Mohlaloga told the committee that when benchmarked with other countries, South Africans still pay higher prices to communicate. While Vodacom charged South Africans up to R270 for a 2GB data bundle, he claimed in Tanzania, consumers paid less than R100 for the same package.

He said, for example, when one looks at in-bundle rates per MB for prepaid packages, if a consumer buys 100MB of data from Vodacom, which is R29, they will spend 29c per MB. On the other hand, if a consumer buys 10GB of data, they will pay 6c per MB. Mohlaloga said the same applied to MTN, where if one buys 100MB of data, they are charged 35c per MB but the consumer would only be charged 6c per MB when they purchased 10GB of data.
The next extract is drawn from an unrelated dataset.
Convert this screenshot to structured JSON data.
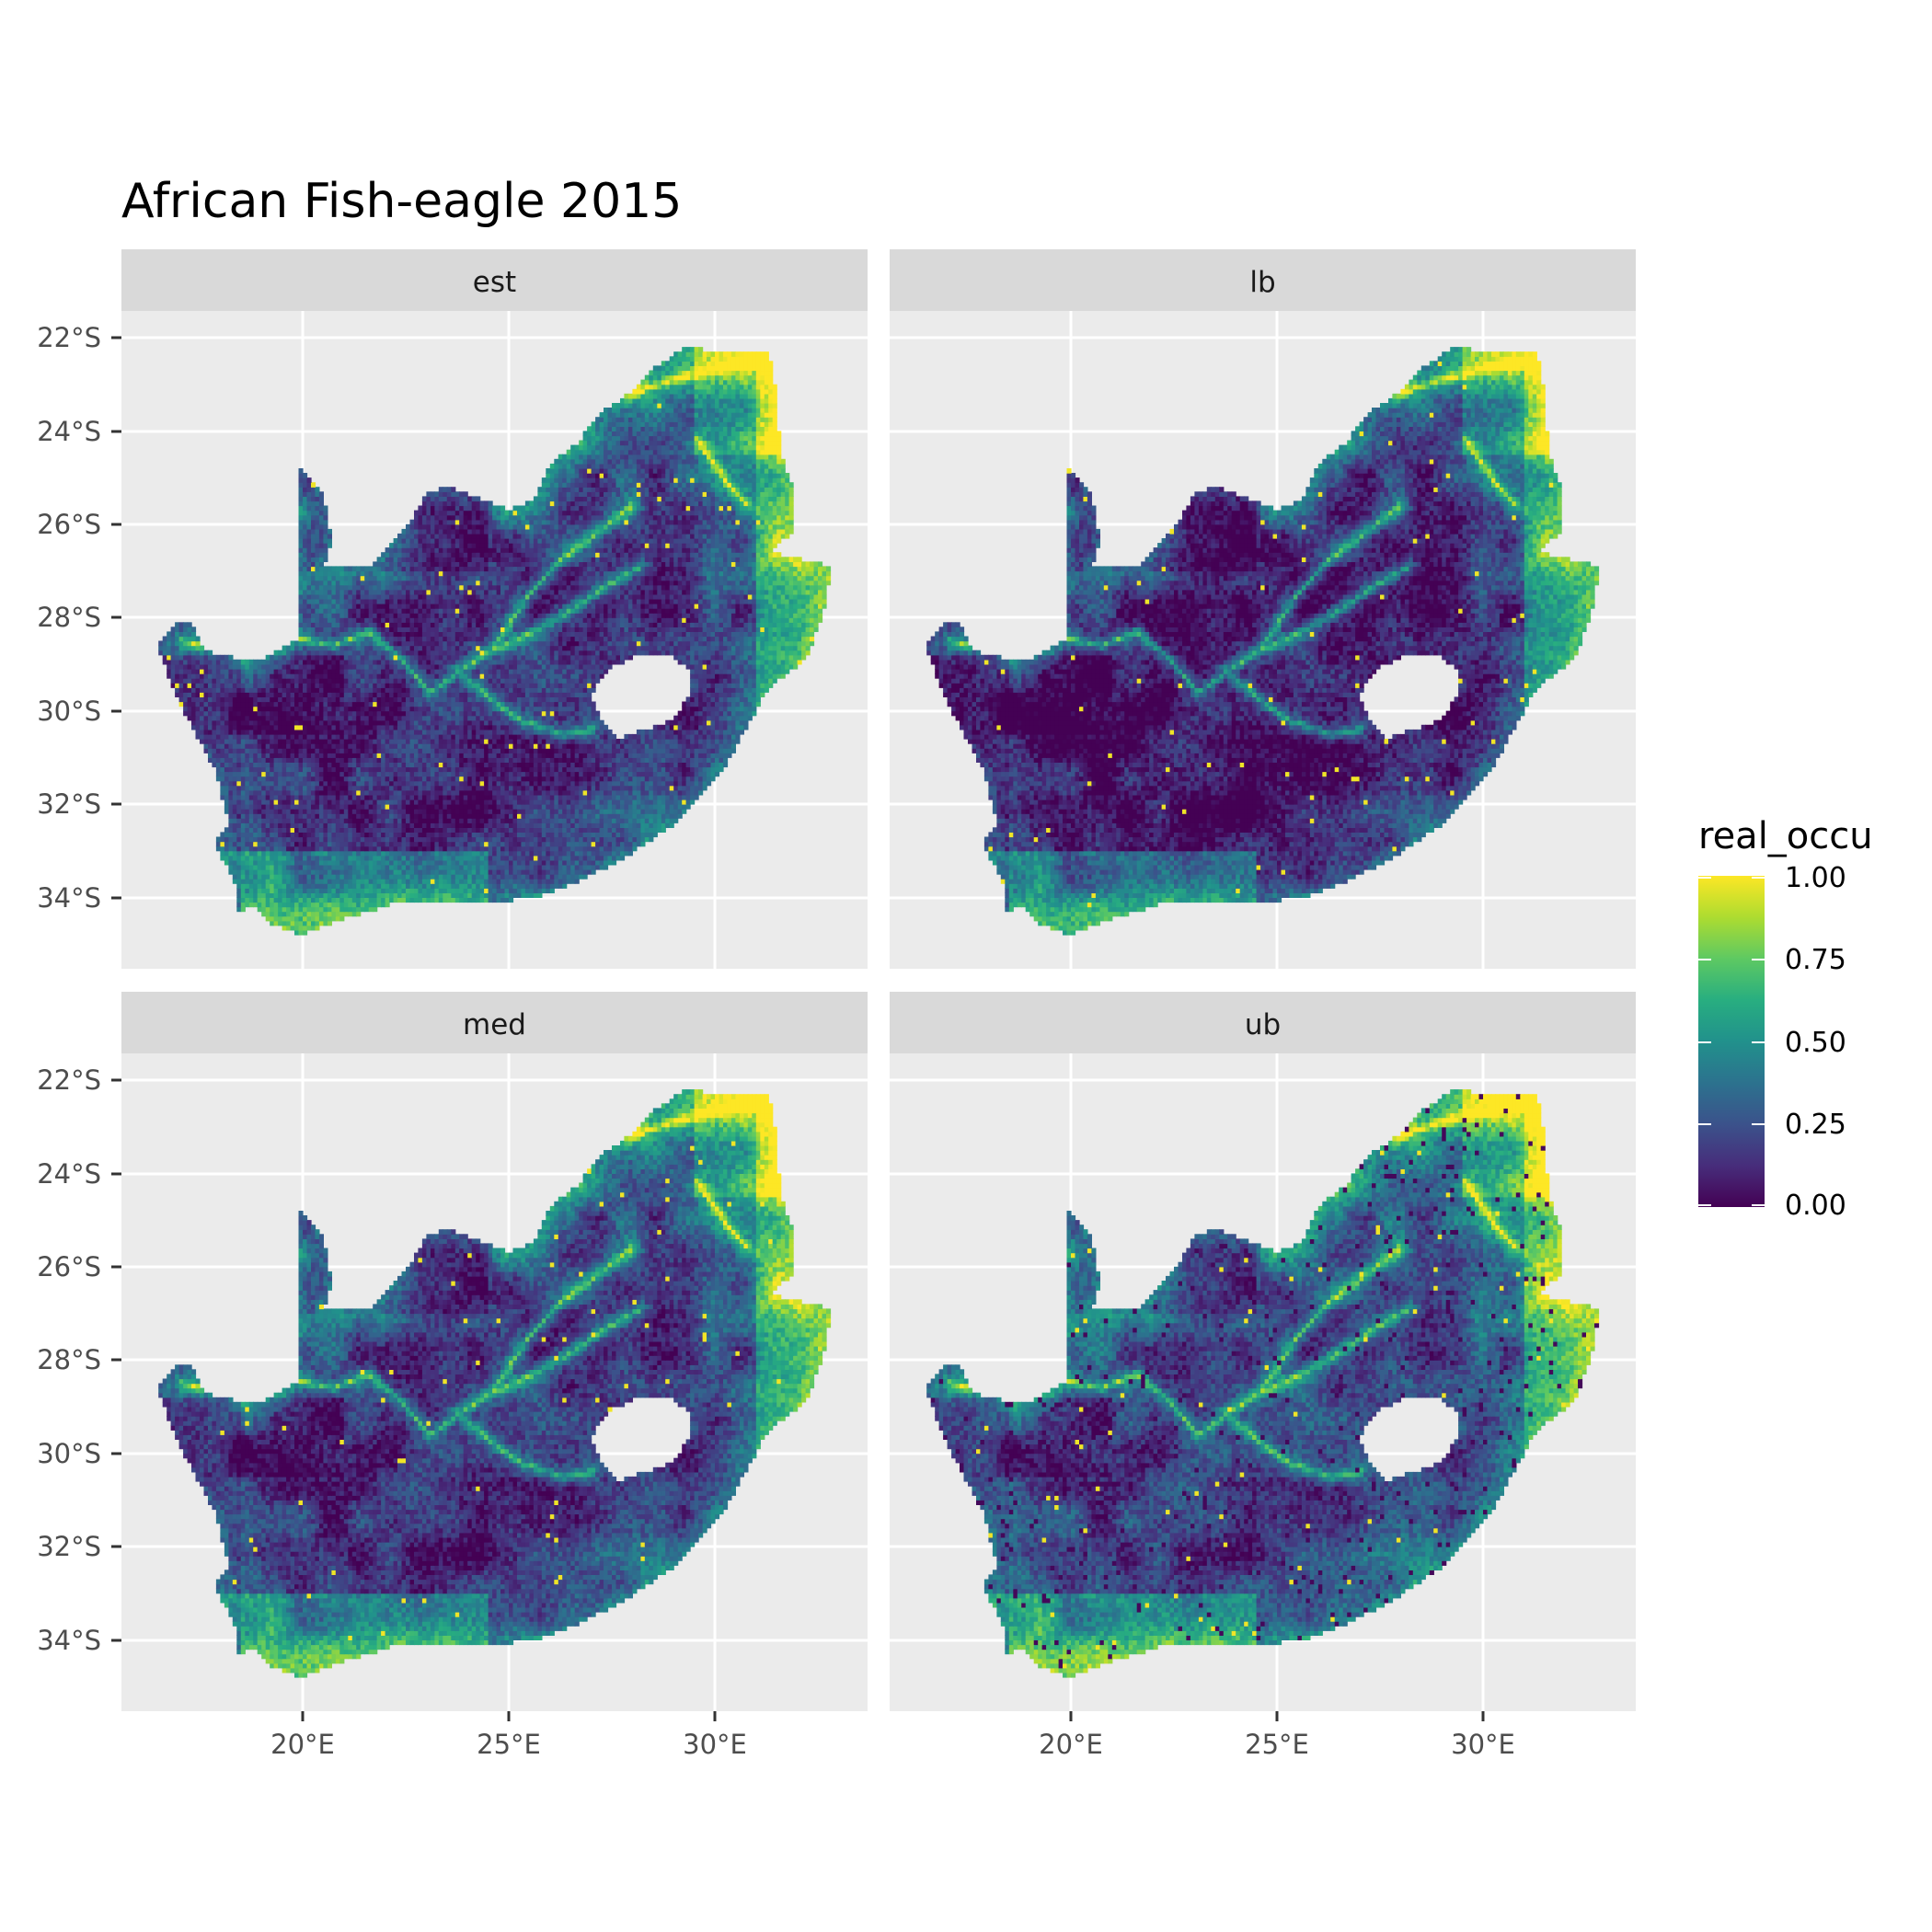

"That is the point that I was making that the in-bundle differential where if you are in a higher bundle, you spend less per MB but if you buy a small bundle, you pay higher per MB. I think some internal logic needs to be unpacked there. That is an issue that also needs to be addressed," he said.

"The crazy one is the out-of-bundle rate per MB. [For] Vodacom, once you run out of your bundle, with them you are going to spend R2 per MB. From that 5 cents, you jump to R2. MTN, from 6c, you move to 99c. Cell C, from 25c, you move to R1.10. We think all of these differentials need to be killed.

"There is a need for a decrease in the average price per MB," he said.